Modeling of dioxin adsorption on activated carbon

Abstract

The adsorption of dioxin–modeling compounds on activated carbon has been investigated in this manuscript. A series of benzene compounds with different numbers and types of substituent groups were chosen as the dioxin–modeling compounds, and the gas adsorption behaviors were evaluated using a fixed-bed reactor. The adsorption results showed that the methyl, chlorine and phenolic substituent groups on a benzene ring can greatly promote gas adsorption, especially the phenolic group, the addition of which increased the adsorption capacity to more than 1.5 times that of benzene.
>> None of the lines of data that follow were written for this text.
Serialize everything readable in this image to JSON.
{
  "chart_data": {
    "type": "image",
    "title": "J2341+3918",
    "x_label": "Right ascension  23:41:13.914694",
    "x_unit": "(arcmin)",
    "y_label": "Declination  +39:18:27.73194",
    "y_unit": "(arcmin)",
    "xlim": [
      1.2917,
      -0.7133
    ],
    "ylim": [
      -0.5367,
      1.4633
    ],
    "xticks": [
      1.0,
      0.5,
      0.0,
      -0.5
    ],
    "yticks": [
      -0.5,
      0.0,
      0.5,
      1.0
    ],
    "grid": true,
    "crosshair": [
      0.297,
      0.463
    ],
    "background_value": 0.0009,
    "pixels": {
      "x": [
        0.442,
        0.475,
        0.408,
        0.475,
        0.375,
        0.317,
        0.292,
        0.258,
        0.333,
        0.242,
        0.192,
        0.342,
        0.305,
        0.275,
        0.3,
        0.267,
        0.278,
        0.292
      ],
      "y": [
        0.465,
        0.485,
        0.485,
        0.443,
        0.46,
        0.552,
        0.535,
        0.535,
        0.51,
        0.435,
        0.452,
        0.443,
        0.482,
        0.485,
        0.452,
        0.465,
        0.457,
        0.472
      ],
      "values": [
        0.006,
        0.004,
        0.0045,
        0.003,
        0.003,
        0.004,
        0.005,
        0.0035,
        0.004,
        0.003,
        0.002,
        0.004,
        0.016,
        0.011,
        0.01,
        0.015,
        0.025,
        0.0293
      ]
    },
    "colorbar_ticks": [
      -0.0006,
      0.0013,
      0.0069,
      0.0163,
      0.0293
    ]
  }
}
The adsorbed AC samples were detected by TPD-MS with the combines between adsorbate and adsorbent analyzed, the methyl and chlorine groups enhanced the attraction between the gaseous compounds and AC, while the phenolic group reduced the combine force due to its oxidation on AC. The effect of an increasing number of chlorine substituents on the adsorption of gases and the combine forces were investigated. On average, the capacity of gas adsorption doubled and the desorption temperature increased by 20K with one chlorine substituent on a benzene ring. The attachment of chlorine substituent groups to the AC lactone and quinone groups has been verified again, and the increasing chloric substituent groups consumed more oxygen groups. According to the linear relationships between gas properties and adsorption behaviors, the actual dioxin adsorption capacity has been inferred to be 600mg/g or greater, showing that dioxin is much more easily adsorbed on AC than the conventional organic gases.